To facilitate distribution, Linqia has launched a collaboration with ad-serving and personalization platform Clinch to create, scale, and optimize creator content across media channels. Creator content can be translated via templates to essentially any format.
“A single asset can be turned into 50 with the right branding, coloring, and product for a specific market while targeting consumers on a granular level,” said Schotland.
Bringing data and automation into influencer discovery and briefing
Second to measurement in challenges for influencer marketers is finding the right influencer partners. What was once a highly manual and subjective task is increasingly becoming an automated and data-driven process.
Finding ideal influencers is more than selecting someone with the right follower numbers in the right demographic. According to Bendes, Linqia's technology platform, which is powered by machine learning and artificial intelligence, funnels through 10.5 billion data points to take into consideration a brand’s performance objectives, the types of creator personas they’re looking for, what audience they’d like to reach and the content they’re looking to create. The platform then helps find creators who will give the campaign the best chance at success based on all those attributes and modeling based on predicted performance.
Linqia can also apply this information to drive the briefing process so that the company’s partners can understand what narratives perform well for the brand, category, and content topic. The platform not only helps find the right influencers and facilitates end-to-end campaign execution, but it also enables brands to manage their creators with scoring based on factors like return on ad spend, creator engagement/ease of partnership, and paid media performance.
The rise of creator media, involving paid media ads that leverage the creator’s content, has also led to new expectations around how influencer marketing makes a brand’s broader media investment more effective and efficient. Brands spend many times their influencer marketing investment on broader media, so how the former impacts the latter is an important part of the value equation.

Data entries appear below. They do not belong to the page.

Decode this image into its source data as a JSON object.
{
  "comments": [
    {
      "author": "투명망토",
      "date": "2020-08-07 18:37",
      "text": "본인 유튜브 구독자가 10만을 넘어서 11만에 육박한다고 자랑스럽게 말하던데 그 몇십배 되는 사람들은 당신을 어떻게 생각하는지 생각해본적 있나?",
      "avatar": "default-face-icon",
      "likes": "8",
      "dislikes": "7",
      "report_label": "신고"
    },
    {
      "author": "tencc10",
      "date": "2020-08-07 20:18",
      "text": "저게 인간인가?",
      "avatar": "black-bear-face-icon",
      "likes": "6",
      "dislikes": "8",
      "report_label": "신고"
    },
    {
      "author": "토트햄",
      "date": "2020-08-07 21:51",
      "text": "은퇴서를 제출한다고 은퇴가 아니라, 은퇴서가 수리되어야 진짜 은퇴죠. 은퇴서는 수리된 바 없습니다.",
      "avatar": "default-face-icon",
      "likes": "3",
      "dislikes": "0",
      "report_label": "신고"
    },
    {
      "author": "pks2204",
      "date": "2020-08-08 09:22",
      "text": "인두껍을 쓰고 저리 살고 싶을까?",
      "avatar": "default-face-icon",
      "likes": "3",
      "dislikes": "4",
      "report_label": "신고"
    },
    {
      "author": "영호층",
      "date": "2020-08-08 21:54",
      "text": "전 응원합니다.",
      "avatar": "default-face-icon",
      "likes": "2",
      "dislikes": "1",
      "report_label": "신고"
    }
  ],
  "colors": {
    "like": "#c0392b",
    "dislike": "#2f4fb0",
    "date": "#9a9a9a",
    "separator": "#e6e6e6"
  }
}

Linqia has built a media testing and optimization process focused on creator media. How the original content is optimized for broader audiences, bought using influencer audience data, and tested against different message structures is delivering significant value to brands, Alizadeh said.
“The influencer space is chaotic,” he added. “You have to balance between having a strong creative services arm and the ability to leverage technology. Effectively executing influencer campaigns requires ownership of both the art and the science.”